Redneck Hippies of the Timber and the Trail

The Rippies came from the ridgeline. Nobody remembers exactly when the first ones settled above the fog line, but the old-timers say it was right around the time somebody figured out that the forest gives you everything you need if you shut up and pay attention.

They live where the cedar grows thick and the trails don't have names. Flannel over faded metal tees, mud on the boots before the sun comes up, paper bags full of chanterelles and morels by noon. A rippie doesn't hunt so much as wander into the woods and let the woods decide what he's bringing home. He'll stare down a buck at thirty yards, feel the crosshairs settle, and then a golden chanterelle catches the light at his feet — and that's that. The deer walks. The bag fills. His queen will know what to do with it.

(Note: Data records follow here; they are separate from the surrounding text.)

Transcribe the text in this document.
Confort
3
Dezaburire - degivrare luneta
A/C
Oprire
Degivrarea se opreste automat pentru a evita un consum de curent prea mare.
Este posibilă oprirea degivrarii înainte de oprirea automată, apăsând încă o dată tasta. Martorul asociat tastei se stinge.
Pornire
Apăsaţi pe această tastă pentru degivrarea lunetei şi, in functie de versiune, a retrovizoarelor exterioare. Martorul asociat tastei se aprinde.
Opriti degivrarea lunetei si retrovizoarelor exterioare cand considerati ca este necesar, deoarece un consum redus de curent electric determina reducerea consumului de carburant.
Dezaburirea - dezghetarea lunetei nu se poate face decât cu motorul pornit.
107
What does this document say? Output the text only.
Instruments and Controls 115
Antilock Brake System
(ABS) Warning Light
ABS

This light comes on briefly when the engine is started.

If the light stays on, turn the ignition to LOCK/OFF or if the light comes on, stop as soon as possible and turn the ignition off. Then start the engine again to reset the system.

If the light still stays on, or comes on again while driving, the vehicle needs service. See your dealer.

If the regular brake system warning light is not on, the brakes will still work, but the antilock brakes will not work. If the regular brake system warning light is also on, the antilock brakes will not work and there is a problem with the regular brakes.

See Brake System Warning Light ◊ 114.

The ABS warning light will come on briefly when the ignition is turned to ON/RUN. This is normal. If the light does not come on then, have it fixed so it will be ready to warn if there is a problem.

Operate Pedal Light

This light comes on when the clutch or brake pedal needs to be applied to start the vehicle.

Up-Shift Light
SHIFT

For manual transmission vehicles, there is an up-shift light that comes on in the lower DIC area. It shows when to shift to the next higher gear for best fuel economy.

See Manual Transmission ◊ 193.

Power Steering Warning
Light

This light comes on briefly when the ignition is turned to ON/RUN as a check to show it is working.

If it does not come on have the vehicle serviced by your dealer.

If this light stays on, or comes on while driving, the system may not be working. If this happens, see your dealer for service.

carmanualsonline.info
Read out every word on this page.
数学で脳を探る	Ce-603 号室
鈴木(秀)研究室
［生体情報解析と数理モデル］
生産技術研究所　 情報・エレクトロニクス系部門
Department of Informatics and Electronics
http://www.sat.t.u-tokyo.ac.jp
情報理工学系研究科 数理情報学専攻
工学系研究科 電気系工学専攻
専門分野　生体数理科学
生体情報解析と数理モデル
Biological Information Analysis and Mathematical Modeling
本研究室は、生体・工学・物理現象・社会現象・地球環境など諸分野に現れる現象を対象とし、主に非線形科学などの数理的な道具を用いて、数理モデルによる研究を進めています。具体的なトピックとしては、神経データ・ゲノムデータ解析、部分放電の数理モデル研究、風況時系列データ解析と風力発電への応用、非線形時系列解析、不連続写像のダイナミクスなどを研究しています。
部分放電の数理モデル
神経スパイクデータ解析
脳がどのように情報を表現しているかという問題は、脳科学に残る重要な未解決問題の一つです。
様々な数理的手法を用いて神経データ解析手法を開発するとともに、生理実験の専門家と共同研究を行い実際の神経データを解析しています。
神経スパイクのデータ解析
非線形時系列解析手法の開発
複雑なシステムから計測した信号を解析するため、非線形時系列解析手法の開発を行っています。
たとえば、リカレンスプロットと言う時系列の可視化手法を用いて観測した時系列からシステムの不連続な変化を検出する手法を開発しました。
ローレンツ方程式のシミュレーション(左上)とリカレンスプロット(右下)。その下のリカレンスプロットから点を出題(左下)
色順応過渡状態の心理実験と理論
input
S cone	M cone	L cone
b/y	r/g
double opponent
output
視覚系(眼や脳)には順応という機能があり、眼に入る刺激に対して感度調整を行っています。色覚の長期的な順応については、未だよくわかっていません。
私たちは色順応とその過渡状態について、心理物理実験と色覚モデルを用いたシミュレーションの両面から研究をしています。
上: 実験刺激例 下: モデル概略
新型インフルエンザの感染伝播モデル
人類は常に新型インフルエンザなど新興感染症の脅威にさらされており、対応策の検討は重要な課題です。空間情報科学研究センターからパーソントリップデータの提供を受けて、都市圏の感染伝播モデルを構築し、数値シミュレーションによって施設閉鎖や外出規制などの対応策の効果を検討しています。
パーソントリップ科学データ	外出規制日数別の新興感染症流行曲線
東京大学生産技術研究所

They smell like pine sap and campfire. They forage what the earth offers and take nothing more. They know every mushroom by name and every ridge by feel. They've seen things in the fog that they don't talk about — fin prints in the mud that don't belong to any fish, branches moving when there's no wind. They keep those stories to themselves, because a rippie understands that some things were made to stay hidden in the night.

Their gathering place is the firepit. Their currency is whatever they pulled from the ground that morning. Their philosophy is simple: if you're gonna be dumb, you better be tough.

When the salmon start running, the Rippies come down from the hills with their mushrooms and their stories, and they head for the water — because that's where their brothers are waiting.